Shirley Lim

(Malaysia / USA)

Autorenporträt, Biographie / Veröffentlichungen

Samstag, 4.10.97, 15 Uhr
Forum 4, Redoutensaal
Theaterplatz, Erlangen

 

Crossover der Kulturen

"Die angsana-Bäume waren der gelben Blüten voll. Ihre kleinen Blütenblätter bedeckten einen Teil des Parks, die Morgenluft roch säurescharf nach ihrem Aufblühen, ihrem Zerfall. Gelber Blütenstaub wie Goldstaub fleckte den Boden. Zur Rechten waren die Straits von Malacca immer blau oder grau, Farben standhaft wie ihr Herz, wenn sie rasch zur Schule ging. Ich bin standhaft, dachte sie erheitert. Ich bin ich, niemand ist ich, ich bin allein. Sie vergaß, daß sie hungrig war, zwischen dem Gewicht der blühenden angsana-Bäume und dem leeren blauen Raum des Morgenhimmels und der Malacca Straits."

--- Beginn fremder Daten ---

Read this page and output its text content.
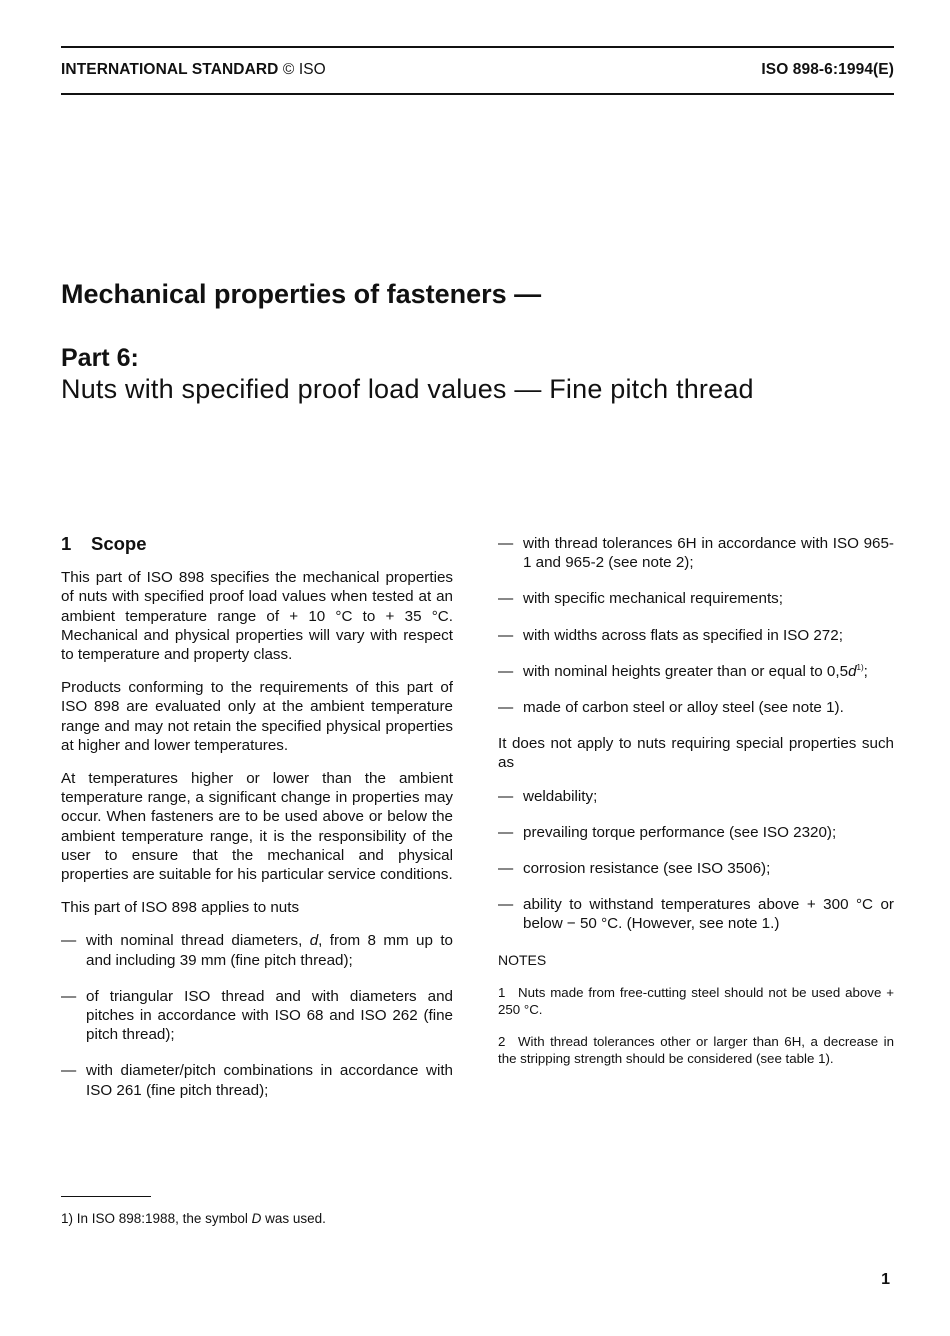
INTERNATIONAL STANDARD © ISO	ISO 898-6:1994(E)
Mechanical properties of fasteners —
Part 6:
Nuts with specified proof load values — Fine pitch thread
1 Scope

This part of ISO 898 specifies the mechanical properties of nuts with specified proof load values when tested at an ambient temperature range of + 10 °C to + 35 °C. Mechanical and physical properties will vary with respect to temperature and property class.

Products conforming to the requirements of this part of ISO 898 are evaluated only at the ambient temperature range and may not retain the specified physical properties at higher and lower temperatures.

At temperatures higher or lower than the ambient temperature range, a significant change in properties may occur. When fasteners are to be used above or below the ambient temperature range, it is the responsibility of the user to ensure that the mechanical and physical properties are suitable for his particular service conditions.

This part of ISO 898 applies to nuts

— with nominal thread diameters, d, from 8 mm up to and including 39 mm (fine pitch thread);
— of triangular ISO thread and with diameters and pitches in accordance with ISO 68 and ISO 262 (fine pitch thread);
— with diameter/pitch combinations in accordance with ISO 261 (fine pitch thread);
— with thread tolerances 6H in accordance with ISO 965-1 and 965-2 (see note 2);
— with specific mechanical requirements;
— with widths across flats as specified in ISO 272;
— with nominal heights greater than or equal to $0,5d^{1)}$;
— made of carbon steel or alloy steel (see note 1).

It does not apply to nuts requiring special properties such as

— weldability;
— prevailing torque performance (see ISO 2320);
— corrosion resistance (see ISO 3506);
— ability to withstand temperatures above + 300 °C or below − 50 °C. (However, see note 1.)
NOTES
1 Nuts made from free-cutting steel should not be used above + 250 °C.
2 With thread tolerances other or larger than 6H, a decrease in the stripping strength should be considered (see table 1).
1) In ISO 898:1988, the symbol D was used.
1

Ein Ort an der Küste der Halbinsel Malakka; Malaysia zu einer Zeit, als das Land noch britische Kolonie war, etwa Anfang der 50er.

Chai ist auf dem Weg zur Schule. Das achtjährige Mädchen hat chinesische Eltern. Ihre Lehrerin ist eine katholische Nonne mit dem irischen Namen Finnigan und hat "strahlend blaue Augen, kleine flinke Stücke wertvollen Saphirs". Chai lernt, was nach westlichen Standards wichtig ist: das Besticken von Taschentüchern, Evangelien der Bibel, etwas über britische Siege im Siebenjährigen Krieg des 18. Jahrhunderts - Laotse, Buddha, Konfuzius kommen nicht vor.

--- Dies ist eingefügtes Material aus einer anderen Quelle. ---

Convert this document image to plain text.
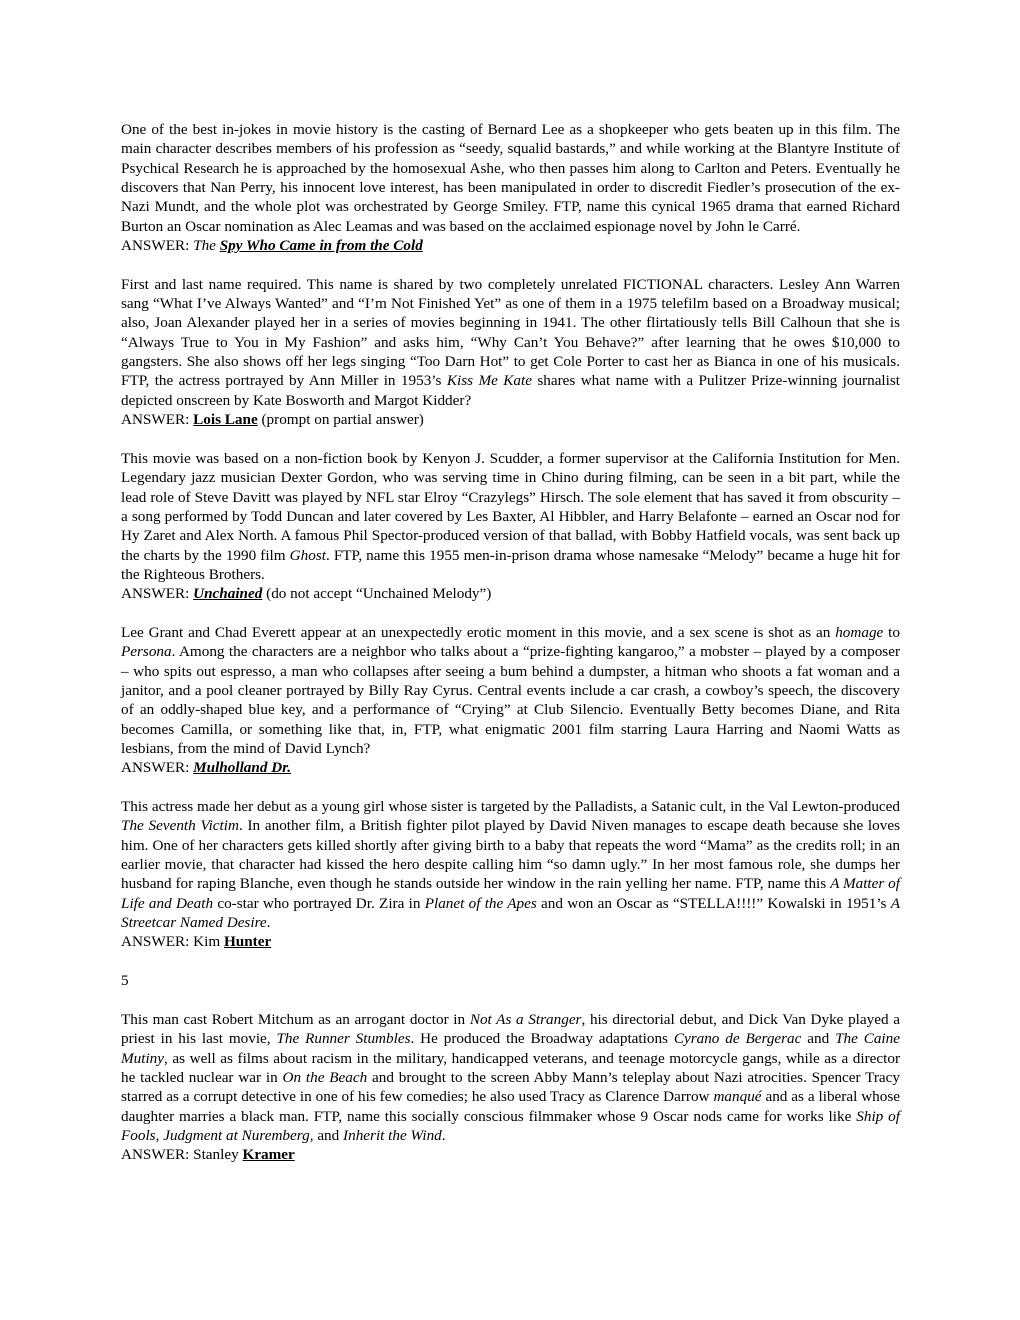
One of the best in-jokes in movie history is the casting of Bernard Lee as a shopkeeper who gets beaten up in this film. The main character describes members of his profession as “seedy, squalid bastards,” and while working at the Blantyre Institute of Psychical Research he is approached by the homosexual Ashe, who then passes him along to Carlton and Peters. Eventually he discovers that Nan Perry, his innocent love interest, has been manipulated in order to discredit Fiedler’s prosecution of the ex-Nazi Mundt, and the whole plot was orchestrated by George Smiley. FTP, name this cynical 1965 drama that earned Richard Burton an Oscar nomination as Alec Leamas and was based on the acclaimed espionage novel by John le Carré.

ANSWER: The Spy Who Came in from the Cold

First and last name required. This name is shared by two completely unrelated FICTIONAL characters. Lesley Ann Warren sang “What I’ve Always Wanted” and “I’m Not Finished Yet” as one of them in a 1975 telefilm based on a Broadway musical; also, Joan Alexander played her in a series of movies beginning in 1941. The other flirtatiously tells Bill Calhoun that she is “Always True to You in My Fashion” and asks him, “Why Can’t You Behave?” after learning that he owes $10,000 to gangsters. She also shows off her legs singing “Too Darn Hot” to get Cole Porter to cast her as Bianca in one of his musicals. FTP, the actress portrayed by Ann Miller in 1953’s Kiss Me Kate shares what name with a Pulitzer Prize-winning journalist depicted onscreen by Kate Bosworth and Margot Kidder?

ANSWER: Lois Lane (prompt on partial answer)

This movie was based on a non-fiction book by Kenyon J. Scudder, a former supervisor at the California Institution for Men. Legendary jazz musician Dexter Gordon, who was serving time in Chino during filming, can be seen in a bit part, while the lead role of Steve Davitt was played by NFL star Elroy “Crazylegs” Hirsch. The sole element that has saved it from obscurity – a song performed by Todd Duncan and later covered by Les Baxter, Al Hibbler, and Harry Belafonte – earned an Oscar nod for Hy Zaret and Alex North. A famous Phil Spector-produced version of that ballad, with Bobby Hatfield vocals, was sent back up the charts by the 1990 film Ghost. FTP, name this 1955 men-in-prison drama whose namesake “Melody” became a huge hit for the Righteous Brothers.

ANSWER: Unchained (do not accept “Unchained Melody”)

Lee Grant and Chad Everett appear at an unexpectedly erotic moment in this movie, and a sex scene is shot as an homage to Persona. Among the characters are a neighbor who talks about a “prize-fighting kangaroo,” a mobster – played by a composer – who spits out espresso, a man who collapses after seeing a bum behind a dumpster, a hitman who shoots a fat woman and a janitor, and a pool cleaner portrayed by Billy Ray Cyrus. Central events include a car crash, a cowboy’s speech, the discovery of an oddly-shaped blue key, and a performance of “Crying” at Club Silencio. Eventually Betty becomes Diane, and Rita becomes Camilla, or something like that, in, FTP, what enigmatic 2001 film starring Laura Harring and Naomi Watts as lesbians, from the mind of David Lynch?

ANSWER: Mulholland Dr.

This actress made her debut as a young girl whose sister is targeted by the Palladists, a Satanic cult, in the Val Lewton-produced The Seventh Victim. In another film, a British fighter pilot played by David Niven manages to escape death because she loves him. One of her characters gets killed shortly after giving birth to a baby that repeats the word “Mama” as the credits roll; in an earlier movie, that character had kissed the hero despite calling him “so damn ugly.” In her most famous role, she dumps her husband for raping Blanche, even though he stands outside her window in the rain yelling her name. FTP, name this A Matter of Life and Death co-star who portrayed Dr. Zira in Planet of the Apes and won an Oscar as “STELLA!!!!” Kowalski in 1951’s A Streetcar Named Desire.

ANSWER: Kim Hunter

5

This man cast Robert Mitchum as an arrogant doctor in Not As a Stranger, his directorial debut, and Dick Van Dyke played a priest in his last movie, The Runner Stumbles. He produced the Broadway adaptations Cyrano de Bergerac and The Caine Mutiny, as well as films about racism in the military, handicapped veterans, and teenage motorcycle gangs, while as a director he tackled nuclear war in On the Beach and brought to the screen Abby Mann’s teleplay about Nazi atrocities. Spencer Tracy starred as a corrupt detective in one of his few comedies; he also used Tracy as Clarence Darrow manqué and as a liberal whose daughter marries a black man. FTP, name this socially conscious filmmaker whose 9 Oscar nods came for works like Ship of Fools, Judgment at Nuremberg, and Inherit the Wind.

ANSWER: Stanley Kramer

In der Kurzgeschichte "Hunger" (dt. 1997) erzählt Shirley Lim von einem Mädchen, das sehr früh eine intensive Selbstwahrnehmung entwickelt. Niemand ist ich. Ihre Mutter ist "irgendwo hingegangen, weggegangen", das Netz aus Fürsorge und Kontrolle gerissen. Für Chai gibt es jetzt "mehr Zeit für spätes Zubettgehen, Spiele, Spaß".

Niemand ist mehr da, der sich richtig um sie kümmert. Der Vater überfordert, die Brüder mit sich selbst beschäftigt, nur ein paar Tanten erbarmen sich ab und zu. Ich bin allein. Andere Kinder sind geschniegelt, gebügelt, mit fetten Stullen versorgt. Chai schämt sich für ihre ungepflegte Uniform, für ihren Schultag fehlt Geld, Geduld - und vor allem jeder Proviant. Hunger wird ihr ständiger Begleiter. Überall der "Geruch des Kokos-Reises", "indische Erdnußverkäufer", "dunkelrote Wassermelonen mit glänzenden schwarzen Kernen" - Chai versteckt sich in den Pausen; tapfer versucht sie wegzusehen, wegzuriechen, ihren Magen zu vergessen.

Bücher können nähren. Sie hat "den Mund voll langer Worte", in sich "diese geheime Maschine, die Bücher aß, sie ganz verschlang". Weil Chai das Buch Lukas in- und auswendig kann, hat sie bei Schwester Finnigan einen dicken Stein im Brett. Ganz satt wird sie nicht davon. Vor Hunger leckt sie nachts heimlich "den eigenen verschwitzt-salzigen Körper". Und Hunger kann noch hemmungsloser machen: Als ein greiser Opiumraucher eine saftige Guave bietet, läßt sie ein paar Mal seine Hände unters Kleid.

"Hunger" wurde von Peter Ripken für die INTERLIT-Anthologie "Andere Länder - andere Zeiten" erstmals ins Deutsche übersetzt. Die Heldin der Geschichte hat manches mit der Autorin zu tun. Shirley Lim (Jg. 1944) ist chinesischer Abstammung und wuchs noch zur Kolonialzeit in Melaka auf (der von den Holländern gegründete Küstenort im Südwesten der Malaiischen Halbinsel ist heute ein Touristen-Magnet). Sie besuchte eine englischsprachige, römisch-katholische Missionsschule, die von irischen Nonnen geführt wurde. Ein wichtiger Impuls zu schreiben, sagt Lim, kommt aus dieser Zeit: "Ich habe schrecklichen Hunger erlebt, eine Erfahrung, die mich verpflichtet hat zu sprechen".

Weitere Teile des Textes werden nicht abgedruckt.